The texts are presented in facsimile, with the original plates. The 17 plates for Pembroke are inserted at the end of the text, and the 5 plates for Tyndale within the text. Modern readers should expect a brief “break-in” period while adjusting to the conventions of 18th-century English writers. Yes, it quickly gets easier!
The book has illustrated cover, so a dust jacket is not included. A folded sheet of greaseproof paper or a large plastic food-storage bag will protect the book if it travels to the stable yard with you.
Of course, this is the electronic age. Xenophon Press also offers an ePub edition that mirrors the printed one. Enjoy this new book either way!
Alane AIchorn is a US Eventing Association life member who has evented to Prelim, and a US Pony Clubs graduate, life member, and adult riding member. Alane also rides western, and has fun in sidesaddles of both English and Western designs. “So, despite my first love of eventing, I am shamelessly unfaithful to a single equestrian discipline,” she says. Her current mounts are a lovely and classic red-headed Thoroughbred mare who won a bit on the race track, and her devoted sidekick, a smart dappled-gray IDSH who is very green and up for any tack that is tossed on her.

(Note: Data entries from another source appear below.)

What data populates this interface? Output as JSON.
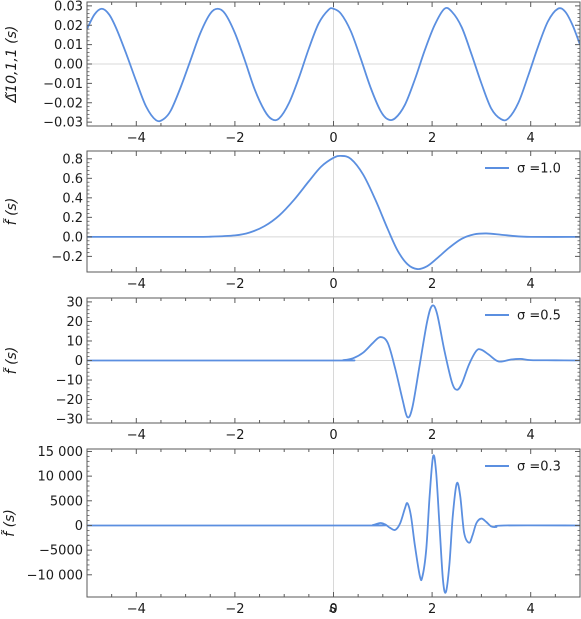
{
  "figure": {
    "xlabel": "s"
  },
  "colors": {
    "curve": "#5b8fe0",
    "frame": "#5a5a5a",
    "zero_line": "#d8d8d8"
  },
  "chart_data": [
    {
      "type": "line",
      "ylabel": "Δ̃10,1,1 (s)",
      "xlim": [
        -5,
        5
      ],
      "ylim": [
        -0.032,
        0.032
      ],
      "xticks": [
        -4,
        -2,
        0,
        2,
        4
      ],
      "xtick_labels": [
        "−4",
        "−2",
        "0",
        "2",
        "4"
      ],
      "yticks": [
        -0.03,
        -0.02,
        -0.01,
        0.0,
        0.01,
        0.02,
        0.03
      ],
      "ytick_labels": [
        "−0.03",
        "−0.02",
        "−0.01",
        "0.00",
        "0.01",
        "0.02",
        "0.03"
      ],
      "series": [
        {
          "legend": "",
          "points": [
            [
              -5,
              0.018
            ],
            [
              -4.85,
              0.0255
            ],
            [
              -4.7,
              0.0285
            ],
            [
              -4.55,
              0.0255
            ],
            [
              -4.4,
              0.018
            ],
            [
              -4.2,
              0.005
            ],
            [
              -4.0,
              -0.009
            ],
            [
              -3.8,
              -0.022
            ],
            [
              -3.6,
              -0.029
            ],
            [
              -3.45,
              -0.0285
            ],
            [
              -3.3,
              -0.024
            ],
            [
              -3.1,
              -0.012
            ],
            [
              -2.9,
              0.002
            ],
            [
              -2.7,
              0.016
            ],
            [
              -2.5,
              0.026
            ],
            [
              -2.35,
              0.0285
            ],
            [
              -2.2,
              0.026
            ],
            [
              -2.0,
              0.016
            ],
            [
              -1.8,
              0.002
            ],
            [
              -1.6,
              -0.013
            ],
            [
              -1.4,
              -0.024
            ],
            [
              -1.25,
              -0.0285
            ],
            [
              -1.1,
              -0.028
            ],
            [
              -0.9,
              -0.02
            ],
            [
              -0.7,
              -0.007
            ],
            [
              -0.5,
              0.008
            ],
            [
              -0.3,
              0.021
            ],
            [
              -0.1,
              0.028
            ],
            [
              0.0,
              0.0285
            ],
            [
              0.15,
              0.026
            ],
            [
              0.35,
              0.017
            ],
            [
              0.55,
              0.003
            ],
            [
              0.75,
              -0.012
            ],
            [
              0.95,
              -0.024
            ],
            [
              1.1,
              -0.0285
            ],
            [
              1.25,
              -0.028
            ],
            [
              1.45,
              -0.021
            ],
            [
              1.65,
              -0.008
            ],
            [
              1.85,
              0.007
            ],
            [
              2.05,
              0.02
            ],
            [
              2.25,
              0.0285
            ],
            [
              2.4,
              0.027
            ],
            [
              2.6,
              0.019
            ],
            [
              2.8,
              0.005
            ],
            [
              3.0,
              -0.01
            ],
            [
              3.2,
              -0.023
            ],
            [
              3.4,
              -0.0285
            ],
            [
              3.55,
              -0.028
            ],
            [
              3.75,
              -0.02
            ],
            [
              3.95,
              -0.006
            ],
            [
              4.15,
              0.009
            ],
            [
              4.35,
              0.022
            ],
            [
              4.55,
              0.0285
            ],
            [
              4.7,
              0.027
            ],
            [
              4.85,
              0.02
            ],
            [
              5.0,
              0.01
            ]
          ]
        }
      ]
    },
    {
      "type": "line",
      "ylabel": "f̃ (s)",
      "xlim": [
        -5,
        5
      ],
      "ylim": [
        -0.36,
        0.88
      ],
      "xticks": [
        -4,
        -2,
        0,
        2,
        4
      ],
      "xtick_labels": [
        "−4",
        "−2",
        "0",
        "2",
        "4"
      ],
      "yticks": [
        -0.2,
        0.0,
        0.2,
        0.4,
        0.6,
        0.8
      ],
      "ytick_labels": [
        "−0.2",
        "0.0",
        "0.2",
        "0.4",
        "0.6",
        "0.8"
      ],
      "series": [
        {
          "legend": "σ =1.0",
          "points": [
            [
              -5,
              0
            ],
            [
              -3,
              0
            ],
            [
              -2.5,
              0.002
            ],
            [
              -2.0,
              0.015
            ],
            [
              -1.7,
              0.045
            ],
            [
              -1.4,
              0.11
            ],
            [
              -1.1,
              0.22
            ],
            [
              -0.8,
              0.38
            ],
            [
              -0.5,
              0.57
            ],
            [
              -0.25,
              0.72
            ],
            [
              0.0,
              0.81
            ],
            [
              0.15,
              0.83
            ],
            [
              0.35,
              0.8
            ],
            [
              0.6,
              0.64
            ],
            [
              0.85,
              0.38
            ],
            [
              1.1,
              0.08
            ],
            [
              1.3,
              -0.14
            ],
            [
              1.5,
              -0.28
            ],
            [
              1.7,
              -0.33
            ],
            [
              1.9,
              -0.3
            ],
            [
              2.1,
              -0.22
            ],
            [
              2.35,
              -0.11
            ],
            [
              2.6,
              -0.02
            ],
            [
              2.85,
              0.025
            ],
            [
              3.1,
              0.035
            ],
            [
              3.4,
              0.022
            ],
            [
              3.7,
              0.007
            ],
            [
              4.0,
              0.0
            ],
            [
              5.0,
              0
            ]
          ]
        }
      ]
    },
    {
      "type": "line",
      "ylabel": "f̃ (s)",
      "xlim": [
        -5,
        5
      ],
      "ylim": [
        -32,
        32
      ],
      "xticks": [
        -4,
        -2,
        0,
        2,
        4
      ],
      "xtick_labels": [
        "−4",
        "−2",
        "0",
        "2",
        "4"
      ],
      "yticks": [
        -30,
        -20,
        -10,
        0,
        10,
        20,
        30
      ],
      "ytick_labels": [
        "−30",
        "−20",
        "−10",
        "0",
        "10",
        "20",
        "30"
      ],
      "series": [
        {
          "legend": "σ =0.5",
          "points": [
            [
              -5,
              0
            ],
            [
              0.0,
              0
            ],
            [
              0.2,
              0.2
            ],
            [
              0.4,
              1.2
            ],
            [
              0.6,
              4
            ],
            [
              0.8,
              9
            ],
            [
              0.95,
              12
            ],
            [
              1.1,
              9
            ],
            [
              1.25,
              -4
            ],
            [
              1.4,
              -20
            ],
            [
              1.5,
              -29
            ],
            [
              1.6,
              -24
            ],
            [
              1.75,
              -2
            ],
            [
              1.9,
              20
            ],
            [
              2.0,
              28
            ],
            [
              2.1,
              24
            ],
            [
              2.25,
              5
            ],
            [
              2.4,
              -11
            ],
            [
              2.5,
              -15
            ],
            [
              2.6,
              -12
            ],
            [
              2.75,
              -2
            ],
            [
              2.9,
              5
            ],
            [
              3.0,
              5.5
            ],
            [
              3.15,
              3
            ],
            [
              3.35,
              -0.5
            ],
            [
              3.6,
              0.5
            ],
            [
              3.8,
              0.8
            ],
            [
              4.0,
              0.2
            ],
            [
              4.5,
              0.1
            ],
            [
              5.0,
              0
            ]
          ]
        }
      ]
    },
    {
      "type": "line",
      "ylabel": "f̃ (s)",
      "xlim": [
        -5,
        5
      ],
      "ylim": [
        -14500,
        15500
      ],
      "xticks": [
        -4,
        -2,
        0,
        2,
        4
      ],
      "xtick_labels": [
        "−4",
        "−2",
        "0",
        "2",
        "4"
      ],
      "yticks": [
        -10000,
        -5000,
        0,
        5000,
        10000,
        15000
      ],
      "ytick_labels": [
        "−10 000",
        "−5000",
        "0",
        "5000",
        "10 000",
        "15 000"
      ],
      "series": [
        {
          "legend": "σ =0.3",
          "points": [
            [
              -5,
              0
            ],
            [
              0.6,
              0
            ],
            [
              0.8,
              100
            ],
            [
              0.95,
              500
            ],
            [
              1.05,
              200
            ],
            [
              1.15,
              -500
            ],
            [
              1.25,
              -900
            ],
            [
              1.35,
              400
            ],
            [
              1.45,
              3500
            ],
            [
              1.5,
              4500
            ],
            [
              1.57,
              2000
            ],
            [
              1.65,
              -4000
            ],
            [
              1.75,
              -10200
            ],
            [
              1.8,
              -10500
            ],
            [
              1.88,
              -5000
            ],
            [
              1.95,
              6000
            ],
            [
              2.02,
              14000
            ],
            [
              2.08,
              11000
            ],
            [
              2.15,
              0
            ],
            [
              2.22,
              -11000
            ],
            [
              2.28,
              -13500
            ],
            [
              2.35,
              -8000
            ],
            [
              2.42,
              2000
            ],
            [
              2.5,
              8500
            ],
            [
              2.57,
              6000
            ],
            [
              2.65,
              -1500
            ],
            [
              2.75,
              -3500
            ],
            [
              2.82,
              -2000
            ],
            [
              2.9,
              500
            ],
            [
              3.0,
              1400
            ],
            [
              3.1,
              700
            ],
            [
              3.2,
              -200
            ],
            [
              3.3,
              -300
            ],
            [
              3.45,
              0
            ],
            [
              5.0,
              0
            ]
          ]
        }
      ]
    }
  ]
}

Alane is a current USPC Chief Horse Management Judge and have judged all across the US, from the Kentucky Horse Park to Alaska. She is also a Director-at-Large for the Irish Draft Horse Society of North America.
” I devour books like this one and I appreciate Xenophon Press’s dedication to preserving classical equestrian works, despite the very limited market advantage in doing so. I hope that my fellow riders can enjoy learning from the works of the Riding Masters who preceded us by centuries,” Alane said.
“Just as we learn from Jimmy Wofford, Blyth Tait, Ingrid Klimke, and many others today; so we can gain new insights and greater depth from Pembroke and Tyndale. Since most of us lack the credentials (or even the time) to access rare-book rooms, we rely on researchers such as Chuck Caramello to open those windows into the past for us.”